Seeing this I get a very vivid image of the two “things” rotating, which with the usage obviously intended to me looks uncomfortable to an unholy degree!
(Shudders)
Buzzkill Crying Glitter Eagle
November 9, 2010 at 1:01 pm
I just finished rewatching Disney’s “Beauty and the Beast” recently, and the first item listed here looks like he could be a character in the film (no, really – take a look! If the penis is his nose…)
Now all I can think of is that guy keeping Mrs Potts company in the kitchen…
In her own words:
The Masterbeater combines aspects of an art object, pleasure, and sexual innuendo, with the practicality of a tool that you can bake a cake with it, if you so desire.

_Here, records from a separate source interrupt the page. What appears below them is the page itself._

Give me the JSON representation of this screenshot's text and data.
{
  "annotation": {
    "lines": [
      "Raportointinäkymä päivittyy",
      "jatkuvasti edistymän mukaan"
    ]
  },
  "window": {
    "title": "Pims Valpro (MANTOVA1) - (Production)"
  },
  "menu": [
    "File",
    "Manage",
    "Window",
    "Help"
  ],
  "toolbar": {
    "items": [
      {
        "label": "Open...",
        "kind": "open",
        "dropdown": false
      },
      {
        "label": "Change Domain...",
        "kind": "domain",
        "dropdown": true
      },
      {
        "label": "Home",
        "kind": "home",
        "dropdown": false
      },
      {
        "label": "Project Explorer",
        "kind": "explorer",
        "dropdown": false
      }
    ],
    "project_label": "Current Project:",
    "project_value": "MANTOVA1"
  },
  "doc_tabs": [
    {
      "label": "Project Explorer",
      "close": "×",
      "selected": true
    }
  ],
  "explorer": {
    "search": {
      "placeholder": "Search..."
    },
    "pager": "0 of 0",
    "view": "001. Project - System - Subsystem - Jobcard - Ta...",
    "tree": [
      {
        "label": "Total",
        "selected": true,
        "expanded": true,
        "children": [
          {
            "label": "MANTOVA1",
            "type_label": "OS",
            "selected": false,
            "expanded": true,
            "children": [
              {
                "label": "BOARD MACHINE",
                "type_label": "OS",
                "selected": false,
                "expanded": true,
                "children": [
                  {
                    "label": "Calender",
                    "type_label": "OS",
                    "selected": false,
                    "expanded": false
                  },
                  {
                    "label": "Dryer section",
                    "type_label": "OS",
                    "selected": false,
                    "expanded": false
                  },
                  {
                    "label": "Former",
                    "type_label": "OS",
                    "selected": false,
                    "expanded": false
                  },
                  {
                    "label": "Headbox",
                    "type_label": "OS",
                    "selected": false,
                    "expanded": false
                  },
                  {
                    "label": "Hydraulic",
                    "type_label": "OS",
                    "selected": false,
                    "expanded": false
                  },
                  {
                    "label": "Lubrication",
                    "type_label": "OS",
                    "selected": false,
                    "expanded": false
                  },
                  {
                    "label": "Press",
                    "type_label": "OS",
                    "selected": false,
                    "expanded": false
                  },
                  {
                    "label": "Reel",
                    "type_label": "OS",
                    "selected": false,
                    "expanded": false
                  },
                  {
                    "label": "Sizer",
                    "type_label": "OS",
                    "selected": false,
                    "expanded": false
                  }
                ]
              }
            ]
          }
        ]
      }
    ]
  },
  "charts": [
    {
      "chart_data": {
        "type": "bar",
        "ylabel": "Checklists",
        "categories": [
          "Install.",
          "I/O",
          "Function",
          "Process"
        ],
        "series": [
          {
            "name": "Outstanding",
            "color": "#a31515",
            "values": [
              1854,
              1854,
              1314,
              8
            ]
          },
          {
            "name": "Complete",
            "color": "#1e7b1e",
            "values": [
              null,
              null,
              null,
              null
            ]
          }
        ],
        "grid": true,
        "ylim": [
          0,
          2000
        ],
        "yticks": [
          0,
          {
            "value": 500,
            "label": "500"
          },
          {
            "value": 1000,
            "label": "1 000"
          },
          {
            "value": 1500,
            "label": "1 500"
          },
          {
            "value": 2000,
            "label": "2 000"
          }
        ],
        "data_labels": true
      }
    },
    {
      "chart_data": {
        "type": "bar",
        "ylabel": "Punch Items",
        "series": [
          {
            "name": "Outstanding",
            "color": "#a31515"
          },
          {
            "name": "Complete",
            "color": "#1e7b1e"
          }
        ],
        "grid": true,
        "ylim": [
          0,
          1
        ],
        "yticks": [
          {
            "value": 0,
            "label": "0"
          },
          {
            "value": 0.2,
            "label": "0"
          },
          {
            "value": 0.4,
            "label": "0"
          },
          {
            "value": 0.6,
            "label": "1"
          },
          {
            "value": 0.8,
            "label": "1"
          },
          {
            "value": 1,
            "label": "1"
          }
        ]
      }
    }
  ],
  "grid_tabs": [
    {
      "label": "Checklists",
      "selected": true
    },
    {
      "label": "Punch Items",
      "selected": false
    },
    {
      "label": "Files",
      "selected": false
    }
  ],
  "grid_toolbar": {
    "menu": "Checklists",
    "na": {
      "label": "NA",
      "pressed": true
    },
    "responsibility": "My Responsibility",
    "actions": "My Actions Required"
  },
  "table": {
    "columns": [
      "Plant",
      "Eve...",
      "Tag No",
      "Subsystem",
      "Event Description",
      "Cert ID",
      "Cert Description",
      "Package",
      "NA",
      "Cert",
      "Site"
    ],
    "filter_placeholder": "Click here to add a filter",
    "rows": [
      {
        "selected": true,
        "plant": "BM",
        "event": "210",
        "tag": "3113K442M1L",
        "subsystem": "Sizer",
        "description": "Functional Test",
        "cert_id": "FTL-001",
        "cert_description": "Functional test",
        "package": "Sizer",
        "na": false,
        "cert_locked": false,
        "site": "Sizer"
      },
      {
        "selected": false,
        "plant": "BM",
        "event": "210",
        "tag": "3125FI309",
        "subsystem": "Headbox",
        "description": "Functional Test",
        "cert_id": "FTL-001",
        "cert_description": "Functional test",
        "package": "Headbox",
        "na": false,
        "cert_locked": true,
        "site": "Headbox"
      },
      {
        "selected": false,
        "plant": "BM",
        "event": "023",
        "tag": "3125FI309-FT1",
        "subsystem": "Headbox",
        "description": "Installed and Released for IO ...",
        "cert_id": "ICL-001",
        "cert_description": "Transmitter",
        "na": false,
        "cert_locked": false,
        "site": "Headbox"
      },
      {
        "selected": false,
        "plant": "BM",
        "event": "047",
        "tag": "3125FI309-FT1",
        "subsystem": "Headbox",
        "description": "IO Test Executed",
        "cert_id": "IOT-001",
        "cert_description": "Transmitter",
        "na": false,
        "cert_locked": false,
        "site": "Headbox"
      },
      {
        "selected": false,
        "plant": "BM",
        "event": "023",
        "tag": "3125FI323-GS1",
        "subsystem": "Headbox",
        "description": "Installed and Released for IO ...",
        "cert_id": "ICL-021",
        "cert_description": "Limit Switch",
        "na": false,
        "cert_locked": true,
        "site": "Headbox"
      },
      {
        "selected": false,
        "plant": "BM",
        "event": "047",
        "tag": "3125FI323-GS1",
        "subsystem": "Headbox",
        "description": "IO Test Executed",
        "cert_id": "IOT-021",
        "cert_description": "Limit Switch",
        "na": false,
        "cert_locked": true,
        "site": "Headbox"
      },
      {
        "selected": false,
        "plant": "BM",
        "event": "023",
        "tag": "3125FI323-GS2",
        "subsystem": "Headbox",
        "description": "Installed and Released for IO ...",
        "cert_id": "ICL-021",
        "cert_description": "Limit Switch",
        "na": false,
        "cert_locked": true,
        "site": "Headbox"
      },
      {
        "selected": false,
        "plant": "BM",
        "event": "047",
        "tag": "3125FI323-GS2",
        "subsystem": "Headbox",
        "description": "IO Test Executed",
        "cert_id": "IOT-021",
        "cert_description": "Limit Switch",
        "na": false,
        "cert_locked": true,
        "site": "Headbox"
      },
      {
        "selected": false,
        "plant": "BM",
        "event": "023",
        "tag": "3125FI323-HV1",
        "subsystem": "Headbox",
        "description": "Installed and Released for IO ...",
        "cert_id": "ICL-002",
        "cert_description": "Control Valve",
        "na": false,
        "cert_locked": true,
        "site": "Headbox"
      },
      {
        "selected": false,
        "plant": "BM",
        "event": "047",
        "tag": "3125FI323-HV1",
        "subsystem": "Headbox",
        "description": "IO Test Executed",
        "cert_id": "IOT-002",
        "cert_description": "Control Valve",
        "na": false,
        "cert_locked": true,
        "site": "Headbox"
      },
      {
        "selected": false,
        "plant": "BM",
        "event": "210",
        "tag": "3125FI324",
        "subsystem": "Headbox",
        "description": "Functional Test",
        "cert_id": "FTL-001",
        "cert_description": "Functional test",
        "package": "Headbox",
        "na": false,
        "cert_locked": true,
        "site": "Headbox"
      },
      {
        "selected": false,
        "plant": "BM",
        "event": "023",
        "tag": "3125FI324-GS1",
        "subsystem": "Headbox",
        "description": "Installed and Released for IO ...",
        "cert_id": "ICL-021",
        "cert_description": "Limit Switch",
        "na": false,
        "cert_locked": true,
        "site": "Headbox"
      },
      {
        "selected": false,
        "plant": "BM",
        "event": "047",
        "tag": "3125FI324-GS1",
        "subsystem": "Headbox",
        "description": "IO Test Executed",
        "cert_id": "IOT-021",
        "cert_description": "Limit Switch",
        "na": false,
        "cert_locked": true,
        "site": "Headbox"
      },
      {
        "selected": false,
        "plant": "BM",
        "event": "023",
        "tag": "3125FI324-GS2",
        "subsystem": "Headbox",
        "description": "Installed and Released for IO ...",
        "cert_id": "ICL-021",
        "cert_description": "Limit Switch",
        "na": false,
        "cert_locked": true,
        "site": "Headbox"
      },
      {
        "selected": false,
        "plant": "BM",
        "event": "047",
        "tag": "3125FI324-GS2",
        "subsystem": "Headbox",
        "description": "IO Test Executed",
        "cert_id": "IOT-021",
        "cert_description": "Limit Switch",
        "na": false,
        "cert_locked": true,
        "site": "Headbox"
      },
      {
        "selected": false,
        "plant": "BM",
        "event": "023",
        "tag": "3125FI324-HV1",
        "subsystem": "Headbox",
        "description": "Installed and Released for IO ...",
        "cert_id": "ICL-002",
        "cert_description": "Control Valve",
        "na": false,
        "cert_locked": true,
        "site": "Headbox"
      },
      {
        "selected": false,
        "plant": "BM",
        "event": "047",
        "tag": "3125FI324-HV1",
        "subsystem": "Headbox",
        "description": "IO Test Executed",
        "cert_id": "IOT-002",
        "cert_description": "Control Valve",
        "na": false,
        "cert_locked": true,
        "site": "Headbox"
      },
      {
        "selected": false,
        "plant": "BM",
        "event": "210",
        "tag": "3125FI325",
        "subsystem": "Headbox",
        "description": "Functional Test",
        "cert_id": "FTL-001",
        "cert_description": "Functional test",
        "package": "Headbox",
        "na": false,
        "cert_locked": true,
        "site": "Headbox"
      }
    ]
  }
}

At 50 years old, I thought I “knew stuff”. I’m a grandfather for goddssakes. But NOOOOOO. I also had to look up “Yiffy”. Thanks April, I am now closer to “full-on” perv, because of you.
Are there more attachments , like say a gay blade?
She labels herself a ‘cutting edge’ artist – true enough , just not in the way one would hope.
And is it too much to ask when showing tools of the skin trade, that they be somewhat clean & free of rust, grime & old food schmutz?
This isn’t art. This is no longer a working beater. Nor is it a usable dildo. It is neither clever nor funny nor thought provoking. It works on no level at all. I’m just puzzled, frankly. But now I know what yiffy means.
Oh no. This is worse than the time I accidentally clicked on lemonparty.org. I was going to make a cake this afternoon and now…now I have to use something that is not a mixer.
I’m having flashbacks of flipping through my grandma’s Fingerhut catalog and seeing an item called the “Personal Massager” which showed an elderly woman massaging her shoulder with a dildo. Only, I was young and innocent and didn’t know words like dildo but, somehow, I knew that was probably not what it was used for.
I’d love to meet this artist and slap her with her own craft.
#18 & #29, I too have had my vocabulary expanded through this website and had to go to the urban dictionary to look up ‘Yiffy’, but by it’s description I think it should be ‘Whiffy!!!
When I tell my friends these things they think I am looking up pervert sites all day!
I’m having visions of the Masterbeater, someone’s unfortunate labia, and a complete lack of explanation upon arriving at the emergency room. “I.. we… that is… fuck, just get this Godforsaken thing off me.”
Remind me never to visit Regresty when I’m peckish. Now I’m a combination of peckish and slightly disturbed – I’m pecksturbed. Not that it will stop me from eating, I’ll just avoid muffins for now.
There used to be a hot dog stand near where I work named Spunky’s.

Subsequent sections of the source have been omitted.